With government programs supplying less volume of commodities, food banks have had to fall back on privately purchased food, Hamler-Fugitt said.

“Food banks have been spending every dime they raise, trying to keep enough food on their shelves since the pandemic began, and we are now in year three,” she said. “We are now seeing the trends in the number of people turning to us as we did at the height of that pandemic.”

Another big concern of those providing emergency food assistance is the significant loss of the number of pounds of food they are receiving.

“We’ll lighten the bag, we’ll lighten the box and ration what food we have,” she said “We, as food banks, can engage in the same activities, initiatives and coping strategies [of] the people that we serve.”

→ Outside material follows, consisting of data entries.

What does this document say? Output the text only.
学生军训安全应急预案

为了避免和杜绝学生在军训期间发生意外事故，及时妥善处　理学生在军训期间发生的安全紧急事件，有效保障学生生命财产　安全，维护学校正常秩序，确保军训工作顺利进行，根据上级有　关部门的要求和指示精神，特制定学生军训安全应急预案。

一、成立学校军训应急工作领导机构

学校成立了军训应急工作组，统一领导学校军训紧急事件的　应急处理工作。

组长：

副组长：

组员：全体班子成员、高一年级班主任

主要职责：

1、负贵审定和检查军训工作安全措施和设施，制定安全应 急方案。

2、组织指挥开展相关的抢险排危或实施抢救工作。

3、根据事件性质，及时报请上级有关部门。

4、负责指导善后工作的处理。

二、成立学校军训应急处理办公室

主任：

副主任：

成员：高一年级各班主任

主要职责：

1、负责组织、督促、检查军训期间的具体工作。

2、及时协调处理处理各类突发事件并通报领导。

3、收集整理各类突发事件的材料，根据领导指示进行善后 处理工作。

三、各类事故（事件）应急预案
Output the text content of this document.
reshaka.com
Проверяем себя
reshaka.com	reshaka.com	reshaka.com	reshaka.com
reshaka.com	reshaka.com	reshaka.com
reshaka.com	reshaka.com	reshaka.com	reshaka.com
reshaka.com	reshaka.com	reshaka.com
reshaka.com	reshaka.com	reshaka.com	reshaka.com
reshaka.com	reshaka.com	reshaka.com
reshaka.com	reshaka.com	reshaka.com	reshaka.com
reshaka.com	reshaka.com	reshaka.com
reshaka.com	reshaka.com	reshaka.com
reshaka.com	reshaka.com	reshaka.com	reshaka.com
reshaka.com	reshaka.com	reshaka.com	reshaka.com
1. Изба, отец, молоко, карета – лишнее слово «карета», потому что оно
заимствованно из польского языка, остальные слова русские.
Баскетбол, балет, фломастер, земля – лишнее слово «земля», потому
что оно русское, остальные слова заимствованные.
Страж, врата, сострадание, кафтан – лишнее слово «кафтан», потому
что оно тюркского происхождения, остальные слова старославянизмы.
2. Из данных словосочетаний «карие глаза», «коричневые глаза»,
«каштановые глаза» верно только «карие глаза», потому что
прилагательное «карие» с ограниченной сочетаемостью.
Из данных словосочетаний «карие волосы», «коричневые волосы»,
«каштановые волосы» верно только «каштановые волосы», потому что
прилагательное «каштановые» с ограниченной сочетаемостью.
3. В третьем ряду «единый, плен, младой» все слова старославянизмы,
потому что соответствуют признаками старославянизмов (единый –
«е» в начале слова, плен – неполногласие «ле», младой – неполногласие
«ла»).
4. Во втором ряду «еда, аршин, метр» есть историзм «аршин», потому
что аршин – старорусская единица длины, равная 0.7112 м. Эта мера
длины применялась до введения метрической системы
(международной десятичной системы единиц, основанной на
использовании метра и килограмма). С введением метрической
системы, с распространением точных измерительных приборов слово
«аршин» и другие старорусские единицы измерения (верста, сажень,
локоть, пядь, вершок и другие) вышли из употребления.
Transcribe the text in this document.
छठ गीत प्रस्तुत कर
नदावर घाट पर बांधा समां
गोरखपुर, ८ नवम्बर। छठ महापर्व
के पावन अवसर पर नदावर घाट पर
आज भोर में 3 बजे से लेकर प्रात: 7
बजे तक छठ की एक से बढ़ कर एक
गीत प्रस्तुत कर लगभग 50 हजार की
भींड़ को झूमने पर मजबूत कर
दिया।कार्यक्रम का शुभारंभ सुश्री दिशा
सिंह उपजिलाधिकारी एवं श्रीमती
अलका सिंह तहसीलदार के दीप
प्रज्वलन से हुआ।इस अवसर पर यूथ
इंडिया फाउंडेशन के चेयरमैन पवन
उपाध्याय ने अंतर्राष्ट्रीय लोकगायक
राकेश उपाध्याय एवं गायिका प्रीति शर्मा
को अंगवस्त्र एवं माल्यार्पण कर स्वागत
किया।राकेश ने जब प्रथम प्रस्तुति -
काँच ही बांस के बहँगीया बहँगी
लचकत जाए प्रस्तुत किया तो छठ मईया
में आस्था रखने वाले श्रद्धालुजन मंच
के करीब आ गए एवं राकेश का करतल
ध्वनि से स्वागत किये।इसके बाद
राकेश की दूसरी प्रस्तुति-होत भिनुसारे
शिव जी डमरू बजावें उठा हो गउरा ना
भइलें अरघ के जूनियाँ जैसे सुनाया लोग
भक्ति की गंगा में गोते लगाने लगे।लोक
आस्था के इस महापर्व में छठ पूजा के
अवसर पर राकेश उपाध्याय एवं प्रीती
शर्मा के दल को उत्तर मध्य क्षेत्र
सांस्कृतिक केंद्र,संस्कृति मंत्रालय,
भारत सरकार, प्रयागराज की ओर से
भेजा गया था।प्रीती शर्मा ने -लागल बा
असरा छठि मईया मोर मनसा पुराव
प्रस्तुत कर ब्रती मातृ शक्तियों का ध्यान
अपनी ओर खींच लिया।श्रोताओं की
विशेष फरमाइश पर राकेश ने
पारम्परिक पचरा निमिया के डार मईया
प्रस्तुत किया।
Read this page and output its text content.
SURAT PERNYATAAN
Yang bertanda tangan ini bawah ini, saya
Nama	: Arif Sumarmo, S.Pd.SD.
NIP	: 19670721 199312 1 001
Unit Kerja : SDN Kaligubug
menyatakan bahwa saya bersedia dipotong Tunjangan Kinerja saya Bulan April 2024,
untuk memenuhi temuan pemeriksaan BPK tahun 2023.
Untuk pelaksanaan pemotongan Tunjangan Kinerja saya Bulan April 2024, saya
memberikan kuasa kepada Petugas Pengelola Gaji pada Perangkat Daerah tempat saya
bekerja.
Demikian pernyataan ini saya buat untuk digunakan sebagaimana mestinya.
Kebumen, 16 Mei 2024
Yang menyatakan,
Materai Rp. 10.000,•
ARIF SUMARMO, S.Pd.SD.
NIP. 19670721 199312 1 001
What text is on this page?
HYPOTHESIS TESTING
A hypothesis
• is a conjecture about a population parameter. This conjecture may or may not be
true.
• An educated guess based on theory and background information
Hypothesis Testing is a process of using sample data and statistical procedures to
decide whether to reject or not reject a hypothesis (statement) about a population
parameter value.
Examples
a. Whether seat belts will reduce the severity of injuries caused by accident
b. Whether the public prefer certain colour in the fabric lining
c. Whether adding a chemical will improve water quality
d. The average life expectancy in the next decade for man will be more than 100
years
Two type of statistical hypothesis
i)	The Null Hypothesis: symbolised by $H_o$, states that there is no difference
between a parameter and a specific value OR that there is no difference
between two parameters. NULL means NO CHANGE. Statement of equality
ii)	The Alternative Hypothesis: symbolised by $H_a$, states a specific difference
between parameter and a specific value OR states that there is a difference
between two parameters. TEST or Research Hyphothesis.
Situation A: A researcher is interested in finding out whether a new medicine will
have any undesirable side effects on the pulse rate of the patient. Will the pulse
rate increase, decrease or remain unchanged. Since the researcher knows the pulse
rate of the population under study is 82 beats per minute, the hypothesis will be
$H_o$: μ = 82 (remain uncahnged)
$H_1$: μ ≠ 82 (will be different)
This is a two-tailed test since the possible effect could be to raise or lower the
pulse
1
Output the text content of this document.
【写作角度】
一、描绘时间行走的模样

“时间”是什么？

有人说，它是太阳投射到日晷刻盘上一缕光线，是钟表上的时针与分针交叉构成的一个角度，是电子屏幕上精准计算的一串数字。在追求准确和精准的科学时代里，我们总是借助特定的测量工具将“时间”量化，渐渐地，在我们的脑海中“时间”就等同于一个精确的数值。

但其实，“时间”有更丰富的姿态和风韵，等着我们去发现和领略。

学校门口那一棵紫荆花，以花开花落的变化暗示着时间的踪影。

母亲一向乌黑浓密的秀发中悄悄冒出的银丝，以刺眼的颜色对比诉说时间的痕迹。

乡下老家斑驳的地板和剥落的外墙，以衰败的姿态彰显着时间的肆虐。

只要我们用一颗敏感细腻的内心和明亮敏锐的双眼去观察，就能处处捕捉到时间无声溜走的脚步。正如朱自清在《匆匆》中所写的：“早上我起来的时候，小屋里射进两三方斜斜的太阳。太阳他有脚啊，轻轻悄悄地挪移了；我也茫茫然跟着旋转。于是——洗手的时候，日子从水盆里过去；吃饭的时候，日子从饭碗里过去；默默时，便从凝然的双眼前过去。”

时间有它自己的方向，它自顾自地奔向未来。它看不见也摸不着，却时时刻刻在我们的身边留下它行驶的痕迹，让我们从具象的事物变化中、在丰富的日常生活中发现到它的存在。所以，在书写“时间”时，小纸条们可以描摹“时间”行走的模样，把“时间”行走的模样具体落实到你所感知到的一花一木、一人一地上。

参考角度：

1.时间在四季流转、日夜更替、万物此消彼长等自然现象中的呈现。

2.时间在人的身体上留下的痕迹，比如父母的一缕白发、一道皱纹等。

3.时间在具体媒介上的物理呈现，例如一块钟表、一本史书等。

A ‘beyond-brittle’ situation

Hamler-Fugitt said food banks have lived off the generosity and “dark side” of the food industry for a long time.

“We recognize that we were the direct beneficiaries of overproduction of products that were close to code date, surpluses or not Grade A product,” she said. “We recognize that and we were extremely appreciative, but those rules don’t apply anymore.”

The supply chain, now often described as brittle in post-pandemic times, has gone “beyond brittle” to completely broken down, she added.

“Nothing is better; nothing has recovered to pre-pandemic levels as it relates to the supply chain,” she said. “We, in America, have taken for granted for far too long our abundant, relatively inexpensive sources of the variety of food.”

Because of the lack of affordability now, many people are telling food banks that the only time they would be able to access fresh fruit is through emergency feeding networks.

Food banks raise money to purchase food from growers, wholesalers or retailers, but the cost of food purchases has soared, she said.

“Last year, on average in Ohio, we spent 42 cents per pound for purchases statewide; last quarter, the cost was $1.04 a pound,” Hamler-Fugitt said. “I’m having to raise more money just to keep pace with the amount of food that I was able to purchase before.”

Fresh focus

Hamler-Fugitt said Ohio food banks are moving whatever dollars they get to source fresh fruits, vegetables and perishable protein items, such as eggs, cheese and dairy, because those items are less expensive per pound than processed foods.

“Our 12 food banks and 3,600 member charities have been working for decades to move to a minimum of 50% fresh and 50% shelf-stable or frozen,” she said. “We are trying to build up more capacity, more refrigeration units, more reefer units, more point-in-time distributions, so we can get highly perishable food into communities and onto the plates of low-income Ohioans as quickly as possible.”

Looking ahead, Hamler-Fugitt said she hopes growers and emergency food providers can come together and really make an impact on the upcoming farm bill.

“There’s a lot of challenges in front of all of us, and if we don’t have the money to be able to adapt quickly, to especially climate change and extreme weather conditions, and the vulnerability of input costs in these variables, hunger is going to continue to grow in the U.S. and we will quickly become a second-world country.”